His answers were not exactly explanatory. My guess was he hadn’t told her where he was. And that she didn’t exactly care. I was also getting the impression she wasn’t exactly careful with money.

Those were his problems though. I needed to figure out mine. “So are you going to give me trouble?”

“What do you mean?”

“I like being Dom Reilly. I’d like to keep being Dom Reilly.”

“What you’re doing’s illegal, isn’t it?”

“Probably. I haven’t bothered to check, but I’d guess there are at least half dozen laws I’m breaking.”

I had a feeling about where this was going. I was about to be asked for child support of some sort. Also known as blackmail.

“I overheard people talking at the party. Are you some kind of cop?”

“I’m an investigator for a lawyer. I was a cop, a long time ago, but no one knows that.”

“Who do you think killed my dad?”

“No idea.”

We sat there for a bit not saying anything. Mostly I think we were figuring out what we wanted from each other. Our meal came. He took a bite of the burger right away. I ate some salad.

He swallowed, and said, “If you find out who killed my dad then you can keep being him.”

“There’s a little problem with that. If we find who killed your dad and you turn them in to the police, I can’t be Dom Reilly anymore.”

“I’m not going to turn them in. I’m going to kill them.” Then he took a bigger bite of his burger, pushed in a couple of French fries after it, and guzzled some Coke. The idea of murdering a murderer seemed to have improved his appetite.

I should not do this. That was my first thought. But if I didn’t the kid could, and probably would, throw a grenade into my life and that would be it. I wouldn’t be able to be Dom Reilly. And I couldn’t go back to being Nick Nowak. I’d be nobody. I’d lose the life I probably shouldn’t have built in the first place. The life I loved. I wondered if it was too late to lie to the kid and tell him I really was his dad. Maybe I could make that work.

No. I couldn’t.

“Okay, sure.
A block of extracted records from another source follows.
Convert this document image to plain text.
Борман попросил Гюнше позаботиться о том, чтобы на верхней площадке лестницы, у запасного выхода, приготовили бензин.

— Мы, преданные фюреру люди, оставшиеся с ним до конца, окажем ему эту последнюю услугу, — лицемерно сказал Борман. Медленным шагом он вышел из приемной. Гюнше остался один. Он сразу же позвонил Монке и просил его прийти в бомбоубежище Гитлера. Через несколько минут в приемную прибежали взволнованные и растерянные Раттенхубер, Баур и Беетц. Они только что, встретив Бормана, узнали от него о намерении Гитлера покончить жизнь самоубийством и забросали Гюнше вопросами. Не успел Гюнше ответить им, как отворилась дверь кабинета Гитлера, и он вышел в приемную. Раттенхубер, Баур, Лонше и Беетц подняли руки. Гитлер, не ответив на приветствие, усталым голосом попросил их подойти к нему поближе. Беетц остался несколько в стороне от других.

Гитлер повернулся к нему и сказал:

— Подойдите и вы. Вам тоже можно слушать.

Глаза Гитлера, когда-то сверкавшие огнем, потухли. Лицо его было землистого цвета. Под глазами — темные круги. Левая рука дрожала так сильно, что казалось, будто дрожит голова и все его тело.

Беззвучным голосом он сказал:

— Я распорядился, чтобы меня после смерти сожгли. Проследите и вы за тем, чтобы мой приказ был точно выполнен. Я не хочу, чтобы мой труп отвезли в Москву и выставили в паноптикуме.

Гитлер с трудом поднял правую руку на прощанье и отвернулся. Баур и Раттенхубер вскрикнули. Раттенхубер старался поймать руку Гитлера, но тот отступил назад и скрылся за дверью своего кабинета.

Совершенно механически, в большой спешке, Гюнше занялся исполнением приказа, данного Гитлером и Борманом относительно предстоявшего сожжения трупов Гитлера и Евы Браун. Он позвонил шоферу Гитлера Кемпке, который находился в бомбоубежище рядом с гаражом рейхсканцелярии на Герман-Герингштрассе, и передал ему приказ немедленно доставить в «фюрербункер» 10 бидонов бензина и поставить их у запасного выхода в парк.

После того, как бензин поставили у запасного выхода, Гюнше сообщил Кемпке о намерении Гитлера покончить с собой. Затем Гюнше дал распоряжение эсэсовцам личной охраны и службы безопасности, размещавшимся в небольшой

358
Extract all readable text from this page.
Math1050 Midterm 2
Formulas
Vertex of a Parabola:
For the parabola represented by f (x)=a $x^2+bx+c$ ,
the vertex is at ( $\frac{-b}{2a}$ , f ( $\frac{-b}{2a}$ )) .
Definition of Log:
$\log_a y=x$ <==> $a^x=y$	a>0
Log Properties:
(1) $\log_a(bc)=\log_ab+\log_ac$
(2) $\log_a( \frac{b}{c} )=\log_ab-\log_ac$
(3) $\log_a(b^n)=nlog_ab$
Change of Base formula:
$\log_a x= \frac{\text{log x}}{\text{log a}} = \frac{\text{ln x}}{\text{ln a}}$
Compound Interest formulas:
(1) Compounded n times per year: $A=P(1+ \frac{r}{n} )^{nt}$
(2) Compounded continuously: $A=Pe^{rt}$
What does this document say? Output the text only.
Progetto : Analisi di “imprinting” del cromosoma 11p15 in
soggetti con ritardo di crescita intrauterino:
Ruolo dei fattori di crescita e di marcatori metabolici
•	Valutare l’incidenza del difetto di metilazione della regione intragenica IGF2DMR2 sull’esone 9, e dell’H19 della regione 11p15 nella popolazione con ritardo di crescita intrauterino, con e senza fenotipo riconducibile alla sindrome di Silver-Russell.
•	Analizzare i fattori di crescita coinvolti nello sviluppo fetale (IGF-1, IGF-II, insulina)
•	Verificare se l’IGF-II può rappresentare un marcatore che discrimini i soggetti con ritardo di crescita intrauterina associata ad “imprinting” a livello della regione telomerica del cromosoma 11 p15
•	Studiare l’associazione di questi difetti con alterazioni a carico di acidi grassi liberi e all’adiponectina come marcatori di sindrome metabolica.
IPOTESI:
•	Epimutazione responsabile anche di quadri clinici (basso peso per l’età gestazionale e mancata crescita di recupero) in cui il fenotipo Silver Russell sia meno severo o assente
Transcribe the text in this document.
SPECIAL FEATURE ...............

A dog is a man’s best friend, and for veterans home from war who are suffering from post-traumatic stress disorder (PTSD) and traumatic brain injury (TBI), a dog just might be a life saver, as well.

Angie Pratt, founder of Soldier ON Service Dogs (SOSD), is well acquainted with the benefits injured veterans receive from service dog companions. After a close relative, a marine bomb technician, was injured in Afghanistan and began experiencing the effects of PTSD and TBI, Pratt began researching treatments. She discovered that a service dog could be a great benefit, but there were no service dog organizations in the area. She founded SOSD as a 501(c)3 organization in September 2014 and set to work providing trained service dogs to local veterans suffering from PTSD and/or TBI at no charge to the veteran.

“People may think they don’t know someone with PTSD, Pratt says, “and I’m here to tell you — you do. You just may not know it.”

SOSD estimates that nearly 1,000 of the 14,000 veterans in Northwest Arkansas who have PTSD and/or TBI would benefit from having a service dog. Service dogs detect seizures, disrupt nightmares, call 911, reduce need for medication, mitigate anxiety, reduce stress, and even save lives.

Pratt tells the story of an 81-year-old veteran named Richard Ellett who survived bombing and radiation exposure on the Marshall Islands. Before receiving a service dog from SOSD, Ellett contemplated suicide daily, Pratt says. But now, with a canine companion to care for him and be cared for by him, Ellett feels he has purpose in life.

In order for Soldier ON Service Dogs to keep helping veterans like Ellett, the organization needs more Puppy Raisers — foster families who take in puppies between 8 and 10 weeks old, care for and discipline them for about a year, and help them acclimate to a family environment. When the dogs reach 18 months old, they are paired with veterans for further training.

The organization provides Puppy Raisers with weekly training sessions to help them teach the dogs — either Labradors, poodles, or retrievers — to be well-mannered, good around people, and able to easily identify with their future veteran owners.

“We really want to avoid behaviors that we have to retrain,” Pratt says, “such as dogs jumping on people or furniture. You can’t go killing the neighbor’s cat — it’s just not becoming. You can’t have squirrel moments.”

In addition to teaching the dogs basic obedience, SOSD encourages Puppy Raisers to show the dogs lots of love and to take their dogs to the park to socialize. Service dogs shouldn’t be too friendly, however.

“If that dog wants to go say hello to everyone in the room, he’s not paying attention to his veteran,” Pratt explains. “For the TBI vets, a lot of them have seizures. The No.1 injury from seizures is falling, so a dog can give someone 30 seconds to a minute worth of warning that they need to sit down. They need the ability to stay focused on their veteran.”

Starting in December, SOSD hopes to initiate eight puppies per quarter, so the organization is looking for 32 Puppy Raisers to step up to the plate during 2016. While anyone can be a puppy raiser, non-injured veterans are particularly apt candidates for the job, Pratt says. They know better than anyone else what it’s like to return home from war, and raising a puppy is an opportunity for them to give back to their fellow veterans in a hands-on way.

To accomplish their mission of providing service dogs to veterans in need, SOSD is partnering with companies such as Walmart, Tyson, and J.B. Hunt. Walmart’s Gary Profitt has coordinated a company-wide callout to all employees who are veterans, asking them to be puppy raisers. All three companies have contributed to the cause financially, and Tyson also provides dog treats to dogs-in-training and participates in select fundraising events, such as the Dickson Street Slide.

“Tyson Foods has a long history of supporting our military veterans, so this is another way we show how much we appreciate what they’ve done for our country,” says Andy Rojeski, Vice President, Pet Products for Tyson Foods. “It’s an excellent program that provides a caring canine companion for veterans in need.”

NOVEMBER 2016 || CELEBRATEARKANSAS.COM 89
I’ll help you find out who killed your dad.”

He’d over-filled his mouth and was chewing hard. Still, he managed to smile.

“You go back home. I’ll go to Reno in a week or so and try to find the guy who sold me your dad’s papers. Get him to tell me who he bought them from and we’ll go from there.”

He swallowed hard. “No. We need to do it now.”

“What’s the hurry?”

He’d taken another bite though and I had to wait. “I don’t trust you,” he said with his mouth still half full. Teenagers were meant to be innocent and a little gullible. I wondered what happened to this one to make him so cagey.

“Okay, we’ll go to Reno tomorrow. First thing.”

He shook his head. “Can we drive there?”

“It’s an eight- or nine-hour trip. We wouldn’t get there until tomorrow morning.”

“Let’s go to the airport.”

I didn’t like that. I dug into my salad so I could think it through. He wanted to go to the airportnow. While there was a party going on at my apartment. Going back to grab a few things wasn’t going to be easy. In fact, it was going to be impossible. Ronnie would flip out that I was leaving. Rightfully so. I’d have to explain who the kid was, truthfully or not, and why we had to leave right this minute—again, truthfully or not. All of that was challenging. Too challenging.